Challenges
Designing cloud-native applications following a microservices approach requires thinking differently about how to build, deploy, and operate them. We can’t just build our application thinking we
know all the ways it will fail and then just prevent those. In complex systems like those built with microservices, we must be able to deal with uncertainty. This section will identify five main things to keep in mind when developing microservices. Design for Faults
In complex systems, things fail. Hard drives crash, network cables get unplugged, we do maintenance on the live database instead of the backups, and VMs disappear. Single faults can be propagated to other parts of the system and result in cascading failures that take an entire system down.
Traditionally, when building applications, we’ve tried to predict what pieces of our app (e.g., n-tier) might fail and build up a wall big enough to keep things from failing. This mindset is problematic at scale because we cannot always predict what things can go wrong in complex systems. Things will fail, so we must develop our applications to be resilient and handle failure, not just prevent it. We should be able to deal with faults gracefully and not let faults propagate to total failure of the system.

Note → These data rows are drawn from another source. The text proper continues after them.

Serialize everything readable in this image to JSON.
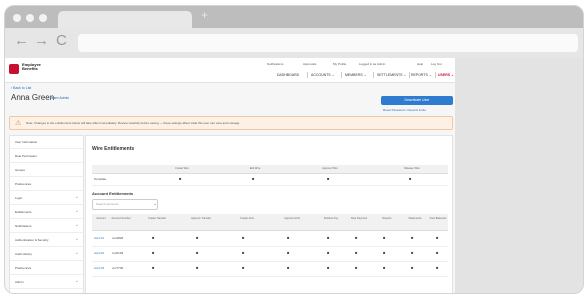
{
  "browser": {
    "new_tab_glyph": "+",
    "nav": {
      "back": "←",
      "forward": "→",
      "reload": "C"
    }
  },
  "app": {
    "brand": [
      "Employee",
      "Benefits"
    ],
    "util_links": [
      "Notifications",
      "Approvals",
      "My Profile",
      "Logged in as Admin",
      "Help",
      "Log Out"
    ],
    "menu": [
      {
        "label": "DASHBOARD",
        "active": false
      },
      {
        "label": "ACCOUNTS ⌄",
        "active": false
      },
      {
        "label": "MEMBERS ⌄",
        "active": false
      },
      {
        "label": "SETTLEMENTS ⌄",
        "active": false
      },
      {
        "label": "REPORTS ⌄",
        "active": false
      },
      {
        "label": "USERS ⌄",
        "active": true
      }
    ],
    "breadcrumb": "‹ Back to List",
    "page_title": "Anna Green",
    "page_subtitle": "Team Admin",
    "primary_button": "Deactivate User",
    "small_link": "Reset Password • Resend Invite",
    "alert": {
      "icon": "⚠",
      "text": "Note: Changes to the entitlements below will take effect immediately. Review carefully before saving — these settings affect what this user can view and manage."
    },
    "sidebar": [
      {
        "label": "User Information",
        "chevron": false
      },
      {
        "label": "Role Permission",
        "chevron": false
      },
      {
        "label": "Groups",
        "chevron": false
      },
      {
        "label": "Preferences",
        "chevron": false
      },
      {
        "label": "Login",
        "chevron": true
      },
      {
        "label": "Entitlements",
        "chevron": true
      },
      {
        "label": "Notifications",
        "chevron": true
      },
      {
        "label": "Authentication & Security",
        "chevron": true
      },
      {
        "label": "Audit History",
        "chevron": true
      },
      {
        "label": "Preferences",
        "chevron": false
      },
      {
        "label": "Admin",
        "chevron": true
      }
    ],
    "wire": {
      "title": "Wire Entitlements",
      "columns": [
        "Create Wire",
        "Edit Wire",
        "Approve Wire",
        "Release Wire"
      ],
      "rows": [
        {
          "label": "Template",
          "checks": [
            "■",
            "■",
            "■",
            "■"
          ]
        }
      ]
    },
    "account": {
      "title": "Account Entitlements",
      "search_placeholder": "Search accounts",
      "columns": [
        "Account",
        "Account Number",
        "Create Transfer",
        "Approve Transfer",
        "Create ACH",
        "Approve ACH",
        "Positive Pay",
        "Stop Payment",
        "Reports",
        "Statements",
        "View Balances",
        "Export Data"
      ],
      "rows": [
        {
          "label": "Acct 01",
          "number": "xxx4826",
          "checks": [
            "■",
            "■",
            "■",
            "■",
            "■",
            "■",
            "■",
            "■",
            "■",
            "■"
          ]
        },
        {
          "label": "Acct 02",
          "number": "xxx5193",
          "checks": [
            "■",
            "■",
            "■",
            "■",
            "■",
            "■",
            "■",
            "■",
            "■",
            "■"
          ]
        },
        {
          "label": "Acct 03",
          "number": "xxx7740",
          "checks": [
            "■",
            "■",
            "■",
            "■",
            "■",
            "■",
            "■",
            "■",
            "■",
            "■"
          ]
        }
      ]
    }
  }
}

Building distributed systems is different from building sharedmemory, single process, monolithic applications. One glaring difference is that communication over a network is not the same as a local call with shared memory. Networks are inherently unreliable. Calls over the network can fail for any number of reasons (e.g., signal strength, bad cables/routers/switches, and firewalls), and this can be a major source of bottlenecks. Not only does network unreliability have performance implications on response times to clients of your service, but it can also contribute to upstream systems failure.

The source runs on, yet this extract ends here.